Almost half of our patients with morbidly adherent placenta required an urgent, unscheduled surgery, despite our general plan to deliver at 34–35 weeks of gestation. Given these data, it may be reasonable to individualize the scheduled delivery time in selected patients with identifiable risk factors and to plan delivery for 33–34 weeks of gestation. This is an important consideration given the logistics of the multidisciplinary management required for these patients. This becomes especially important in centers that lack round-the-clock availability of all necessary multidisciplinary team members, although the wisdom of plan management of these patients in such a center is questionable. Our data demonstrate that in a specialized, high-volume morbidly adherent placenta referral center, maternal and neonatal outcomes are generally good even with the need for unplanned, urgent delivery. However, such cases are associated with increased morbidity.

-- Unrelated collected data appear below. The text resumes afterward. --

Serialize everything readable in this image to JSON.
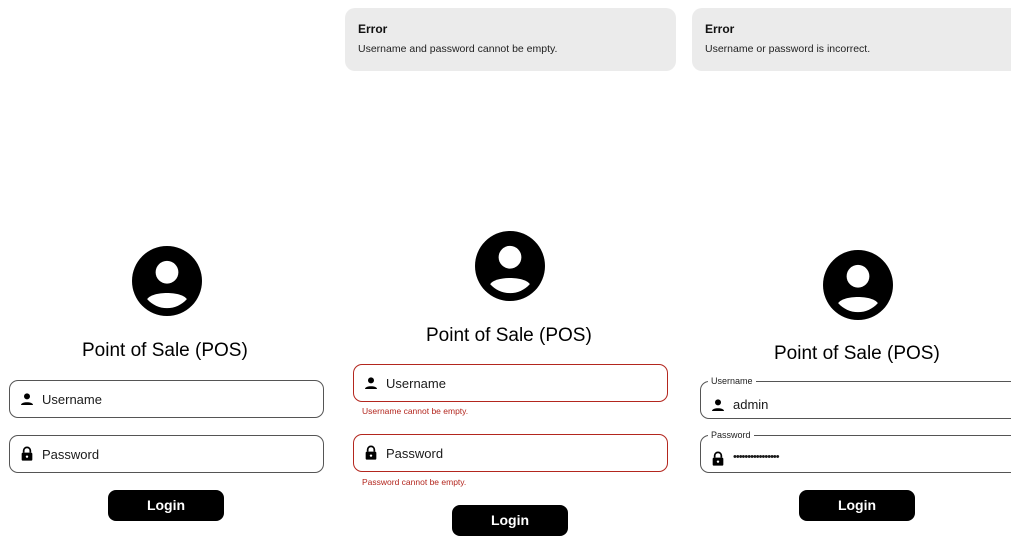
{
  "common": {
    "title": "Point of Sale (POS)",
    "username_placeholder": "Username",
    "password_placeholder": "Password",
    "login_label": "Login"
  },
  "screen_empty_error": {
    "toast": {
      "title": "Error",
      "message": "Username and password cannot be empty."
    },
    "username_error": "Username cannot be empty.",
    "password_error": "Password cannot be empty."
  },
  "screen_incorrect": {
    "toast": {
      "title": "Error",
      "message": "Username or password is incorrect."
    },
    "username_label": "Username",
    "username_value": "admin",
    "password_label": "Password",
    "password_value": "••••••••••••••••"
  },
  "icons": {
    "avatar": "account-circle-icon",
    "user": "person-icon",
    "lock": "lock-icon"
  },
  "colors": {
    "error": "#b3261e",
    "button": "#000000",
    "toast_bg": "#ebebeb"
  }
}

Accordingly, we have changed our approach and currently admit women with known major risk factors for preterm labor and birth in the general population (previous preterm birth, short cervix between 18 and 23 weeks of gestation) and those with two or more prior cesarean deliveries, now demonstrated to be a risk factor in this specific population, before 33 weeks of gestation for standard preoperative evaluation and preparation for delivery at 33 weeks of gestation.
This study has a number of strengths including a large sample size of antenatally suspected and pathologically confirmed patients with morbidly adherent placenta, all of whom were managed in a single center by the same team using the same surgical methodology and preoperative, intraoperative, and postoperative management protocols. In addition, trained physician researchers contemporaneously abstracted the clinical data with few missing data points. Limitations of this study include those inherent with any retrospective analyses. We were not able to generalize the negative results of our logistic regression model as a result of small counts for the number of included contributing variables in preterm labor.
In conclusion, our findings suggest urgent delivery of women with morbidly adherent placenta is associated with worse outcomes than women with planned delivery even when managed by a dedicated multidisciplinary team. This worse outcome is primarily the result of increased rates of maternal coagulopathy and the need for more aggressive blood transfusion when the surgery is precipitated by vaginal bleeding as well as increased neonatal morbidity. Although the current national standards recommend scheduled cesarean delivery at 34–35 weeks of gestation for most women, in patients with two or more prior cesarean deliveries, it may be reasonable to individualize scheduled cesarean hysterectomy at 33 weeks of gestation.